Denali National Park
USA | Wednesday, 27 May 2015 | Views [169] | Scholarship Entry
Laura and I went to Alaska just to say we did. We met at the airport in Anchorage, rented a car and started exploring. I couldn't stop looking at maps, unable to wrap my head around the vastness, the distance, the real sense of adventure. Three plane rides, four time zones, no real plan. On our second day there, we hopped in our tiny rental car and took the five-hour scenic drive to Denali National Park and Preserve.
Laura lives in Los Angeles and runs marathons, hikes in canyons and teaches yoga. She grew up in New Hampshire and has an appreciation for the so-called great outdoors that I have just never held. I was raised in Central Massachusetts, moved to Boston and have only ever been involved in a marathon if it centered around Netflix.

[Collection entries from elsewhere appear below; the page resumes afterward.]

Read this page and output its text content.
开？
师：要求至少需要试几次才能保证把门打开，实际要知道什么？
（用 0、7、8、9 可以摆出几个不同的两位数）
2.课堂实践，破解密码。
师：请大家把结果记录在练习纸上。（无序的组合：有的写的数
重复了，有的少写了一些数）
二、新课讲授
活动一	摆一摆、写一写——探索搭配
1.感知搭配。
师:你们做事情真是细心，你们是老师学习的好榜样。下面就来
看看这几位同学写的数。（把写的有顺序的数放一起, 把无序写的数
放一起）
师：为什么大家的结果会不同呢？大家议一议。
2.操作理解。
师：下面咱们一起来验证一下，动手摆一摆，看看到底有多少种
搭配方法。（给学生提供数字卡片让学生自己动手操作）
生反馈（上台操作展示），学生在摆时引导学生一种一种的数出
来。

At the park's visitors center, we boarded a bus that creaked slowly away from the busy hum of the souvenir shops and into the majestic tranquility of the Alaskan wilderness. We sat mostly quiet, trying to capture photos of the panoramic views from the small, dingy windows of the bus. I must have snapped hundreds of shots, but the tiny rectangular screen could do no justice to what I was seeing with my own eyes. Eventually we reached our stop, the random spot on the map that Laura had chosen where we would get out and take in the scenery.
I was perfectly content wandering around the well-trodden paths at the stop site, trying again to capture everything on the small, stubborn screen of my iPhone. Laura, however, welcomed the challenge posed to her by the steep hills surrounding us. There were no trails, no guides, and the potential for a real injury or animal encounter. But there she was, climbing higher and higher, looking smaller and smaller as I stood firm on flat, level ground. I watched her for a few minutes before I felt the mountain calling for me, too. "You're in Alaska," I said to myself. "You're never going to be here again. Don't waste it." I took a deep breath and followed her. Looking back was terrifying. Looking up was exhilarating. The ground below was a distant memory, our travel companions hardly recognizable, our adrenaline propelling us to an altitude that was probably dangerous. I realized that I was doing something I never thought I would do, in a place I never thought I would be, and that there was only one person who would be able to fully appreciate this amazing feeling because she was standing right beside me when we decided we shouldn't go any higher.